One of the most valuable results of this study was the identification of the QTL qRger7.1, which explained 20.16–41.84% of the phenotypic variation. The QTL qRger7.1, derived from the resistant parent Cheng351, mapped to bin 7.02, and had about 2 Mb overlap with qRger7.2, derived from the resistant parent Dan598. The QTL qRger7.2 was located in bins 7.01–7.02, and explained 14.09–15.70% of the phenotypic variation. The QTL qRger2.3, derived from the resistant parent JiV203, was identified in bins 2.04–2.07, and accounted for 9.97–10.39% of the phenotypic variation, and QTLs colocalization in bin 2.04 has previously been reported (Martin et al. 2011). The overlaps of the QTLs mentioned above provide some support for their authenticity.

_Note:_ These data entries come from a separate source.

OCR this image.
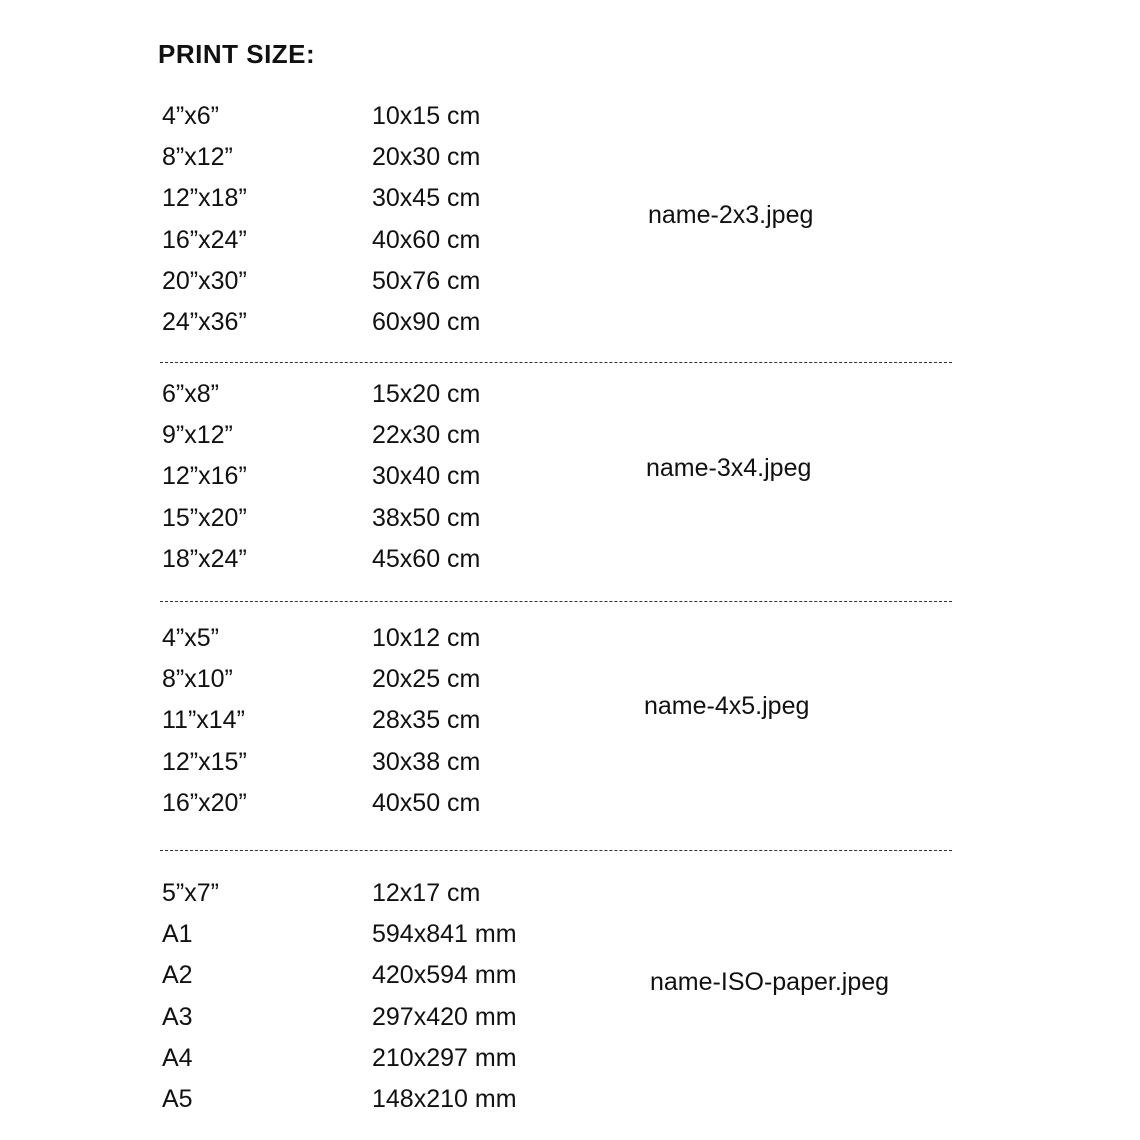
PRINT SIZE:
4”x6”	10x15 cm
8”x12”	20x30 cm
12”x18”	30x45 cm
16”x24”	40x60 cm
20”x30”	50x76 cm
24”x36”	60x90 cm
name-2x3.jpeg
6”x8”	15x20 cm
9”x12”	22x30 cm
12”x16”	30x40 cm
15”x20”	38x50 cm
18”x24”	45x60 cm
name-3x4.jpeg
4”x5”	10x12 cm
8”x10”	20x25 cm
11”x14”	28x35 cm
12”x15”	30x38 cm
16”x20”	40x50 cm
name-4x5.jpeg
5”x7”	12x17 cm
A1	594x841 mm
A2	420x594 mm
A3	297x420 mm
A4	210x297 mm
A5	148x210 mm
name-ISO-paper.jpeg
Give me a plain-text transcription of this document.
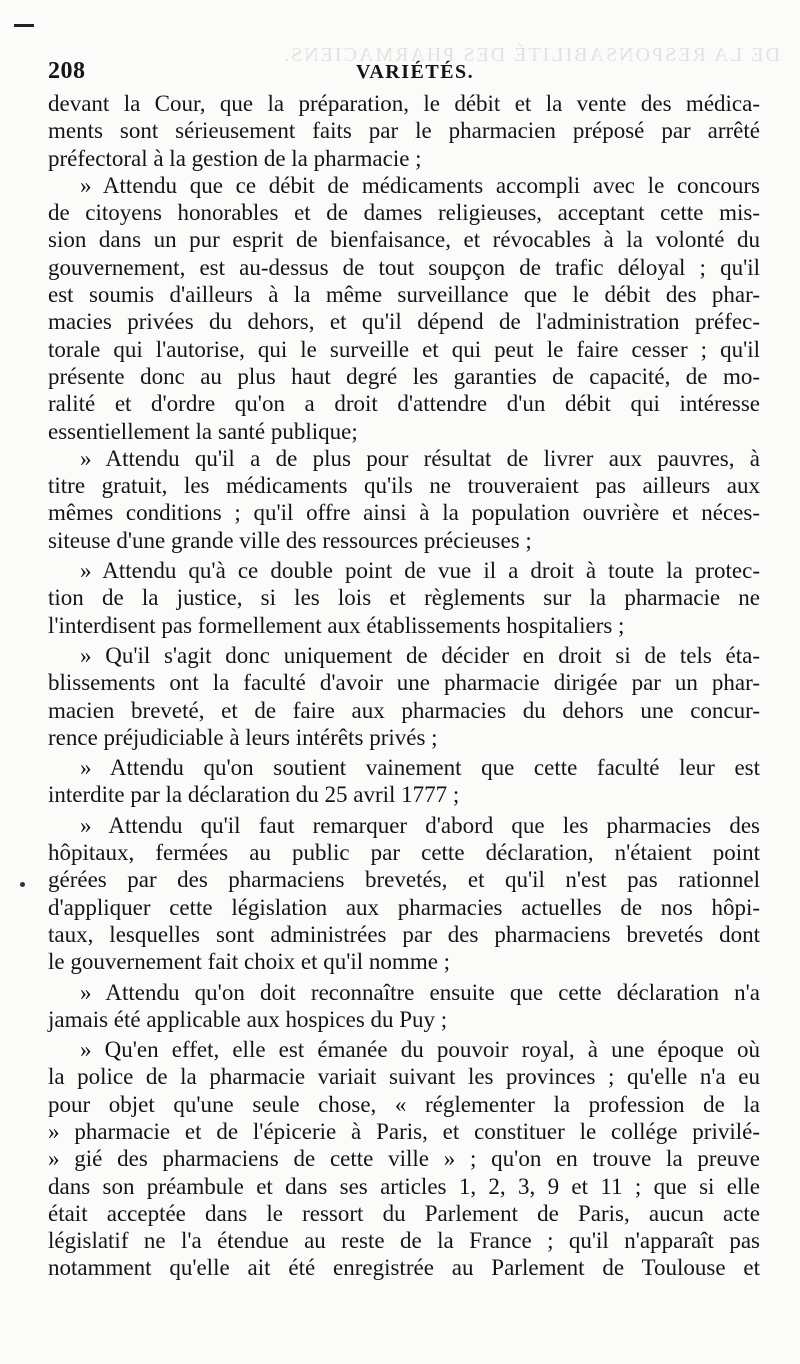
DE LA RESPONSABILITÉ DES PHARMACIENS.
208	VARIÉTÉS.
devant la Cour, que la préparation, le débit et la vente des médica-
ments sont sérieusement faits par le pharmacien préposé par arrêté
préfectoral à la gestion de la pharmacie ;
» Attendu que ce débit de médicaments accompli avec le concours
de citoyens honorables et de dames religieuses, acceptant cette mis-
sion dans un pur esprit de bienfaisance, et révocables à la volonté du
gouvernement, est au-dessus de tout soupçon de trafic déloyal ; qu'il
est soumis d'ailleurs à la même surveillance que le débit des phar-
macies privées du dehors, et qu'il dépend de l'administration préfec-
torale qui l'autorise, qui le surveille et qui peut le faire cesser ; qu'il
présente donc au plus haut degré les garanties de capacité, de mo-
ralité et d'ordre qu'on a droit d'attendre d'un débit qui intéresse
essentiellement la santé publique;
» Attendu qu'il a de plus pour résultat de livrer aux pauvres, à
titre gratuit, les médicaments qu'ils ne trouveraient pas ailleurs aux
mêmes conditions ; qu'il offre ainsi à la population ouvrière et néces-
siteuse d'une grande ville des ressources précieuses ;
» Attendu qu'à ce double point de vue il a droit à toute la protec-
tion de la justice, si les lois et règlements sur la pharmacie ne
l'interdisent pas formellement aux établissements hospitaliers ;
» Qu'il s'agit donc uniquement de décider en droit si de tels éta-
blissements ont la faculté d'avoir une pharmacie dirigée par un phar-
macien breveté, et de faire aux pharmacies du dehors une concur-
rence préjudiciable à leurs intérêts privés ;
» Attendu qu'on soutient vainement que cette faculté leur est
interdite par la déclaration du 25 avril 1777 ;
» Attendu qu'il faut remarquer d'abord que les pharmacies des
hôpitaux, fermées au public par cette déclaration, n'étaient point
gérées par des pharmaciens brevetés, et qu'il n'est pas rationnel
d'appliquer cette législation aux pharmacies actuelles de nos hôpi-
taux, lesquelles sont administrées par des pharmaciens brevetés dont
le gouvernement fait choix et qu'il nomme ;
» Attendu qu'on doit reconnaître ensuite que cette déclaration n'a
jamais été applicable aux hospices du Puy ;
» Qu'en effet, elle est émanée du pouvoir royal, à une époque où
la police de la pharmacie variait suivant les provinces ; qu'elle n'a eu
pour objet qu'une seule chose, « réglementer la profession de la
» pharmacie et de l'épicerie à Paris, et constituer le collége privilé-
» gié des pharmaciens de cette ville » ; qu'on en trouve la preuve
dans son préambule et dans ses articles 1, 2, 3, 9 et 11 ; que si elle
était acceptée dans le ressort du Parlement de Paris, aucun acte
législatif ne l'a étendue au reste de la France ; qu'il n'apparaît pas
notamment qu'elle ait été enregistrée au Parlement de Toulouse et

In the past, Fusarium verticilloides has been the major pathogen that causes Fusarium ear rot. Breeders have paid the most attention to breeding for resistance to FER. For Fusarium graminearum, germplasm resources in maize with GER resistance are lacking due to limited research, a situation that has led to the widespread occurrence of GER in recent years. In order to identify more GER resistance QTLs and resistance genes, alternative approaches such as genome wide association studies, transcriptome sequencing, proteome sequencing, and metabolome sequencing could be adopted. The results of this study provide a basis for future research on the genetic improvement of resistance to GER in maize.